Given the current situation and the current ranking of Indian players, I think to help them move up from, let's say, a 400 or 500 in the world, to get into the top 200 or 250 playing challengers is probably a better idea. And having more of those in India would probably benefit our players a lot more currently. Going forward, if we have, let's say 5 to 8 players who are in the top 150 in the world, then for sure having a big ATP event would then help them break into the top hundred if they end up doing well in events like that.

Q) Taking your attention to Davis Cup now. A few years back you had said that you only get about 7 or 10 days to get things into motion for Davis Cup. But this time you will have a major task of filing that Bopanna gap. You have 4 months for the Pakistan tie. Is that enough?
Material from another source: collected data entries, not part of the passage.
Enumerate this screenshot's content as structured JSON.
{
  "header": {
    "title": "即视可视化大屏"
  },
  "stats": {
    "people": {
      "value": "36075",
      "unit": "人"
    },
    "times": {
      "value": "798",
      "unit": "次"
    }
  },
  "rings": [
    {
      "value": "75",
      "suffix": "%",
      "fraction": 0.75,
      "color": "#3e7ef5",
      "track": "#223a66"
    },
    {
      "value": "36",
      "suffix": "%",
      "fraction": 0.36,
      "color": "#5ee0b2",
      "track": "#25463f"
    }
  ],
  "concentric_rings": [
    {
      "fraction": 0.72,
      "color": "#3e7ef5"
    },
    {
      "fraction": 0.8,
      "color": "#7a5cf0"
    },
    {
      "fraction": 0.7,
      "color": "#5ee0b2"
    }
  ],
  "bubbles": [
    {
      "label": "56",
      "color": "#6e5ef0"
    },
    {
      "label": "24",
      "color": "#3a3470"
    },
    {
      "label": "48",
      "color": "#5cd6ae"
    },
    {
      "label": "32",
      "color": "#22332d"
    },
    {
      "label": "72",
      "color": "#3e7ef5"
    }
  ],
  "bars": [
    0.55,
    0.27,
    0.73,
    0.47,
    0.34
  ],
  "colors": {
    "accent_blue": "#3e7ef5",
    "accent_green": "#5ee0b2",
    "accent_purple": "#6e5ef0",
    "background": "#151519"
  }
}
Yes, obviously we will definitely miss having Rohan in the off. He brings in a lot of experience. He's obviously been doing extremely well. So having him in the team definitely more or less guarantees that one point that we need out of three. Of course, it also depends on who we are playing against. We've had Rohan in the team and we played against Denmark. We played against a couple of the other teams in the last couple of years and that hasn't really gone down very well for us either. In mean but most importantly in Davis Cup, it's five matches, and four out of the five matches are singles. And that's where we're going to get the maximum number of points in terms of three out of five points is what's required.

So I think more importantly, we need to have better singles players representing India in the Davis Cup. And of course, Davis Cup doubles is at this kind of point in time is kind of taking care of itself because like I said, we have a lot of players to choose from in terms of representing India in doubles. In Davis Cup, we've got seven players in the top hundred, so there's no dirt of choice over there.

Where we are struggling at this point in time is to find the right singles player who will represent India in the upcoming days. Come okay, and final question. You have been a coach for almost two decades now.

Q) Tennis has changed through the course of your coaching career. Has it become more difficult to implement a certain long-term plan for Davis Cup than it was before probably in the Paes-Bhupathi era?

Davis Cup has always been something that's been very close to our heart right from the time when we were growing up. If you ask any tennis player and I don't think that just goes for Indians, I think it's worldwide if you ask any tennis player what their goals and dreams are, one would obviously be to win the Grand Slam, and the other would be to represent their country in Davis Cup.

I really don't think much has changed from the time when the Krishnans were playing, and then there was myself, Leander, Mahesh, and then, of course, now with the current generation of players. The only thing that seems to have changed is when we were playing, Davis Cup meant a lot to us. In today's day and age, it's a lot more picking and choosing whether the players want to participate or not, whether they're giving more importance to ATP ranking over a Davis Cup. That seems to be a huge shift in thinking from, let's say, even 20 years ago to now. So that's something that obviously we are struggling with at this point in time. We have a match against Pakistan that's coming up, and two of our top players have already conveyed to the AITA that they will not be available to play Davis Cup. That was something that was unthinkable 20 years ago. But then this is the new, younger generation. They have a mind of their own and they have certain priorities.

They obviously feel that improving their rankings in ATP might be more important to them than, let's say, playing a Davis Cup for the country. So it's sad, but then that's how the times are right now for me as a coach and Rohit as the captain. And the AITA has to understand that and kind of go with the times. And obviously, certain conditions, certain criteria needs to be put into place in terms of selections for Davis Cup, which I'm pretty sure that the AITA is working on at this time.